L’Épilogue revisite une dernière fois l’analyse de Simone Weil, en guise d’avertissement à l’âme triste du politico-religieux, qui a certes le pouvoir de transformer une reconnaissance déçue en pouvoir de destruction, mais aussi et par-dessus tout la force « de convertir tout désir de mort en compassion pour les vulnérables vivants » (p. 217). « Ci-gît l’amer. Guérir du ressentiment »: comme dans l’ouvrage de Cynthia Fleury, toute la portée De l’humiliation d’Olivier Abel réside dans ce sous-titre et sa déclinaison sociale. « Pourquoi ne pas essayer de mettre en œuvre une société moins humiliante ? C’est possible, c’est vital, faisons-le ».***

DG

 

* «  Je voudrais proposer de considérer la barbarie comme un caractère permanent et universel de la nature humaine, qui se développe plus ou moins selon que les circonstances lui donnent plus ou moins de jeu […] je ne crois pas que l’on puisse former des pensées claires sur les rapports humains, tant que l’on aura pas mis au centre la notion de force […] Je proposerai volontiers ce postulat : on est toujours barbare envers les faibles! »
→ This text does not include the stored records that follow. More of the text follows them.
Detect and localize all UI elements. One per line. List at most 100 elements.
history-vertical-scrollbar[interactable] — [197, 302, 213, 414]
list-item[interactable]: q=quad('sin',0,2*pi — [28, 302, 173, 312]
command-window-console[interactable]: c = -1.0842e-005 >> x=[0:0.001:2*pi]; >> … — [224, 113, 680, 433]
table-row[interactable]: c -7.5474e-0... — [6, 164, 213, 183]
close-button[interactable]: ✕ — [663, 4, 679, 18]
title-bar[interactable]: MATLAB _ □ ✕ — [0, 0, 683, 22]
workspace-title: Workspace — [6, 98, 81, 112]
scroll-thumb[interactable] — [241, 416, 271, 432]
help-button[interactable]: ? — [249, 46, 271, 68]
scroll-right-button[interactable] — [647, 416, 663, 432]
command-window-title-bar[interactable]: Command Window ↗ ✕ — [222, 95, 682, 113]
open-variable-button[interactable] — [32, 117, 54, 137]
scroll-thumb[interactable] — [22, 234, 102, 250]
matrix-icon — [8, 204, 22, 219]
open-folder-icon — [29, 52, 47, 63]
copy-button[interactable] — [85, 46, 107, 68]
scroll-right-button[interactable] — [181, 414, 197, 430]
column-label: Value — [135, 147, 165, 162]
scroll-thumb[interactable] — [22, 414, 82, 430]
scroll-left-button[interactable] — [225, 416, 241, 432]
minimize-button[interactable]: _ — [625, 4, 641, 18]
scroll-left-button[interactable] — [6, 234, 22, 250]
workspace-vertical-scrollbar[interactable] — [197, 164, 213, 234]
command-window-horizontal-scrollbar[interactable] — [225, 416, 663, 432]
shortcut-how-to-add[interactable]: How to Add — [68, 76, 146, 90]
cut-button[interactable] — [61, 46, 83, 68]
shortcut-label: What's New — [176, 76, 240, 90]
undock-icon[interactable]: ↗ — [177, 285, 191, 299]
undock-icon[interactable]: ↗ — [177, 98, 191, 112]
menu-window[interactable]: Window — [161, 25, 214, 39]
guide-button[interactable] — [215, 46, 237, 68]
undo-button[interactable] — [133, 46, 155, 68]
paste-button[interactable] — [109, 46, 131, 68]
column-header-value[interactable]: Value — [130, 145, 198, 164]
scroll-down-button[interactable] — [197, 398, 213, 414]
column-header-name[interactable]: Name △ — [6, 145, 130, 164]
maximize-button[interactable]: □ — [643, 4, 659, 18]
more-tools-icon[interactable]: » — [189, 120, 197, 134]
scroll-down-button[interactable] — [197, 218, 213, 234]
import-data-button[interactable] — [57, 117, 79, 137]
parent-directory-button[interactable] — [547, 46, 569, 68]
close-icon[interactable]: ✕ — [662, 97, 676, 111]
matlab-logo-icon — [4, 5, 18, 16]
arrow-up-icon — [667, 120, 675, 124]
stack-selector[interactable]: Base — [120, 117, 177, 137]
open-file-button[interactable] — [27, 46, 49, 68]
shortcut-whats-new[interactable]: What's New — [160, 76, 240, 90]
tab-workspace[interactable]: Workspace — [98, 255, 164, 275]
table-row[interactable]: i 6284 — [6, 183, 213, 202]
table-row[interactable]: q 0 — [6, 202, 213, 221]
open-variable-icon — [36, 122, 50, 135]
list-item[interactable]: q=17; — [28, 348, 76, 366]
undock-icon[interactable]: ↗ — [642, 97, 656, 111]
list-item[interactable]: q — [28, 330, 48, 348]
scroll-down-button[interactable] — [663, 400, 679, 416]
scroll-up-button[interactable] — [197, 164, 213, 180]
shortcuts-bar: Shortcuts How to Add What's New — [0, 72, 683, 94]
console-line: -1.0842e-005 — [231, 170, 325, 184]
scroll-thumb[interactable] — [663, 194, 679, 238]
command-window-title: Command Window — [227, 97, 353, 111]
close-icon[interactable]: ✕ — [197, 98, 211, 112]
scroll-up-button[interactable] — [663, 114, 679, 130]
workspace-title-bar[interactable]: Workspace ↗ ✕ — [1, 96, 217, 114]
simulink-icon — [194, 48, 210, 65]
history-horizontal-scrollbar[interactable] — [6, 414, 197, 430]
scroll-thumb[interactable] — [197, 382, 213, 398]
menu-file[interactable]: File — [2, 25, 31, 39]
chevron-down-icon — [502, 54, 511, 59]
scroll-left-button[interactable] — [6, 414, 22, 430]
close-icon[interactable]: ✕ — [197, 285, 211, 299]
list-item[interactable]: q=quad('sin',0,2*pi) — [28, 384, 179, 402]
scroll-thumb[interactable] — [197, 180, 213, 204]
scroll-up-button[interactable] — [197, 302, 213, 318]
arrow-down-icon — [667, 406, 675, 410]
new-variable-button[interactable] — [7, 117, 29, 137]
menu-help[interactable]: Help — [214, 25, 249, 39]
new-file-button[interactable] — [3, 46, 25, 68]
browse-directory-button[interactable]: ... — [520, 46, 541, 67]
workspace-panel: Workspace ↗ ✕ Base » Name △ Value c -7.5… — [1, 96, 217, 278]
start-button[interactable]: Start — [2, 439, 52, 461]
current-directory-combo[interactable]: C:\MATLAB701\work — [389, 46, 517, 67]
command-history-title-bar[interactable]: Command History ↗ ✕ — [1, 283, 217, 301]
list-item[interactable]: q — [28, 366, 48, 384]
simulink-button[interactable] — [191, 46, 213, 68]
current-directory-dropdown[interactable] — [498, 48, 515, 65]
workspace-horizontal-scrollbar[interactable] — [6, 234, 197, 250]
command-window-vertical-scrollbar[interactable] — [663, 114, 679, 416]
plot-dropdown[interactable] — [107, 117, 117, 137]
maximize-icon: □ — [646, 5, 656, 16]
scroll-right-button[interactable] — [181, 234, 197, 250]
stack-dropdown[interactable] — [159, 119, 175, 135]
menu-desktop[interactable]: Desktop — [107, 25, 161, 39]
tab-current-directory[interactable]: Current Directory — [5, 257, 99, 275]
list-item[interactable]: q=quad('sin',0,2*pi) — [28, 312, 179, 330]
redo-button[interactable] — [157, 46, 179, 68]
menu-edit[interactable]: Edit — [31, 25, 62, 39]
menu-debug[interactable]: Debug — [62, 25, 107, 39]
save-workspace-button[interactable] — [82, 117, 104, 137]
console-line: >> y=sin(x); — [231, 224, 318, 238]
Simone Weil, « Réflexions sur la barbarie », in Œuvres, Paris, Gallimard, Quarto, 1999, p. 506

** citée par olivier Abel, De l’humiliation – Le nouveau poison de notre société, Éd. Les liens qui libèrent, 2022, p. 211

*** Cf. Avishaï Margalit, La Société décente, Champs (n° 755) – Champs essai, Flammarion 2007: « Une société décente est une société dont les institutions n’humilient pas les personnes placées sous leur autorité, et dont les citoyens n’en humilient pas d’autres. Une bonne part de l’attention des philosophes se porte sur l’idéal d’une société juste, basé sur l’équilibre entre les notions de liberté et d’égalité. Mais un tel idéal est inenvisageable. Il semble donc plus urgent de tenter d’instaurer une société décente, parce qu’il n’est pas besoin d’attendre que la justice advienne pour satisfaire à l’idéal d’une société décente, et parce que supprimer un mal douloureux est plus urgent que de créer de nouveaux avantages. La démonstration de Margalit est des plus concrètes, envisageant à travers les détails de notre quotidien l’ensemble des actes humiliants rendant la vie parfois si difficilement supportable. L’analyse du fonctionnement des multiples formes de l’humiliation se combine ici à une argumentation longuement mûrie et, bien plus, profondément irriguée par l’expérience personnelle de l’auteur. Pour le philosophe Michael Walzer, La Société décente «est un livre splendide. Un compte-rendu exact des principes moraux guidant nos institutions politiques et nos usages sociaux, mais également un ouvrage merveilleusement attentif aux détails et nuances de la vie quotidienne. Ce livre fini, la décence prend largement le pas sur la justice en tant qu’idéal moral distinctif».